In Russia Vladimir Lenin adorned the circus with a status equivalent to theatre, opera and ballet, and the Moscow Circus School was consequently established in 1927. When the State Circus began touring internationally in the 1950s, it elevated originality and skill to a new level of possibility. As a child Marc Chagall witnessed the mastery of itinerant acrobats in village fairs in Russia, and following his move to Paris regularly frequented the circus in order to sketch. Psychologically the circus offered Chagall a way of travelling to new horizons, resulting in the creation of an unearthly pictorial world filled with pathos and enchantment. The circus was a magical spectacle of hidden depths, and part of its fascination for Chagall lay in the disquieting melancholy of its transience. In his unmistakeable, gravity defying paintings Chagall audaciously avoids structure and perspective to create dream-like compositions, deploying an arrangement of flying motifs effortlessly levitating within the picture space. This is particularly well represented in two works from 1950 displayed at Tate, UK - The Dance and the Circusand The Blue Circus - studies for two large murals originally commissioned for the auditorium of Watergate Theatre in London, where the artist’s extraordinary use of luminous colour epitomises the intoxicating energy present at such events.
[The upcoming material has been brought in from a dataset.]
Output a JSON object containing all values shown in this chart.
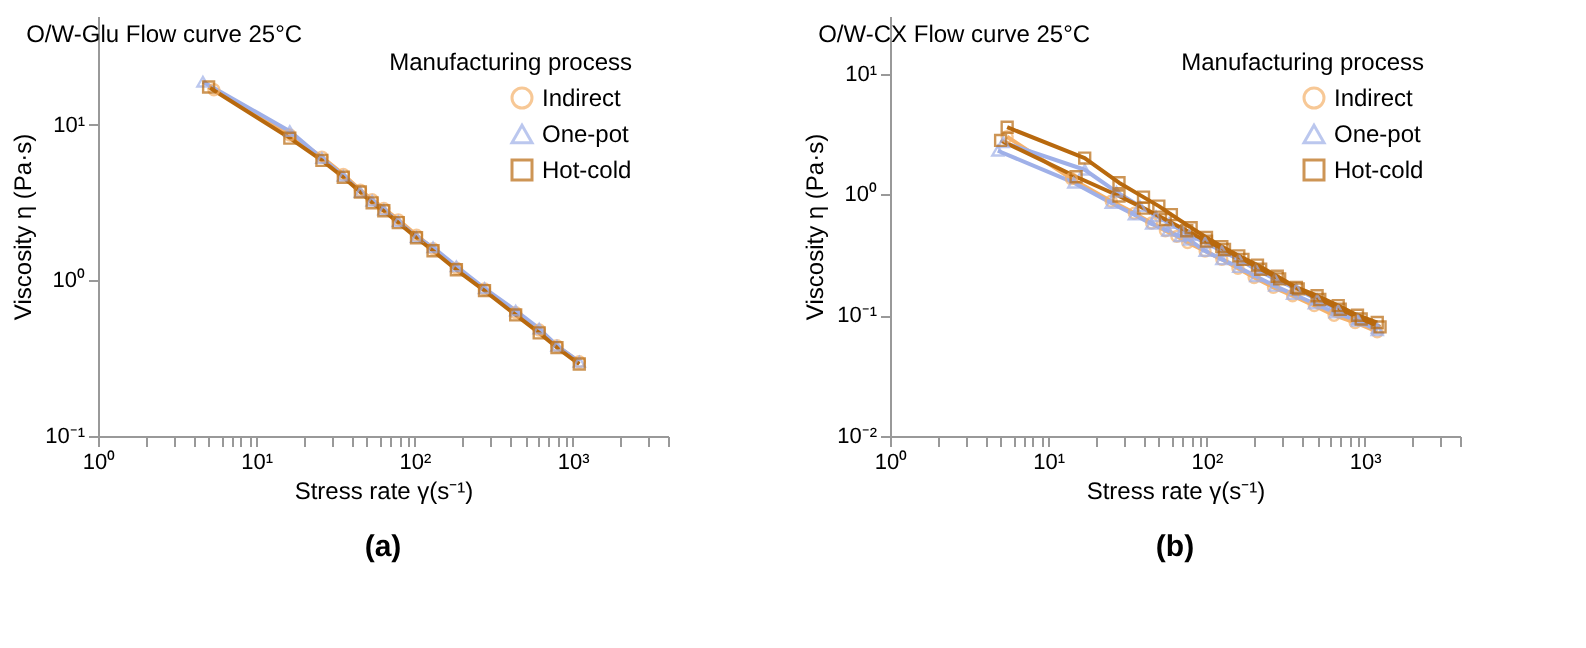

These highlights are only a sample of the plethora of modern masterpieces created utilising the circus as a subject matter. Part of the fascination with this form of entertainment lies in the twentieth-century concept of the ‘other’, and the idea that performers, stripped of their glittering façade had a darker, more mysterious inner life. The existence of the outsider has traditionally held great appeal for artistic endeavour, and the rejection of convention was significant in that the professional boundaries established by modern capitalism were not adhered to. It is therefore understandable that a travelling troupe of similarly minded individuals aligned with their own social structures, and free from the constraints that usually bind society, was a concept the modern artist had great affinity with. The artist similarly often travelled, seeking locations that had the potential to be viewed in terms of a new world far removed from the everyday. This ‘going away’ became the ultimate modern experience, rooted in contemporary assumptions about the avant-garde artists’ role as a discoverer of new modes of expression. In this way the circus became a site for the exotic, and its imagined scenarios created a powerful metaphor for twentieth-century artists, providing the impetus for new ideas to flourish as a result.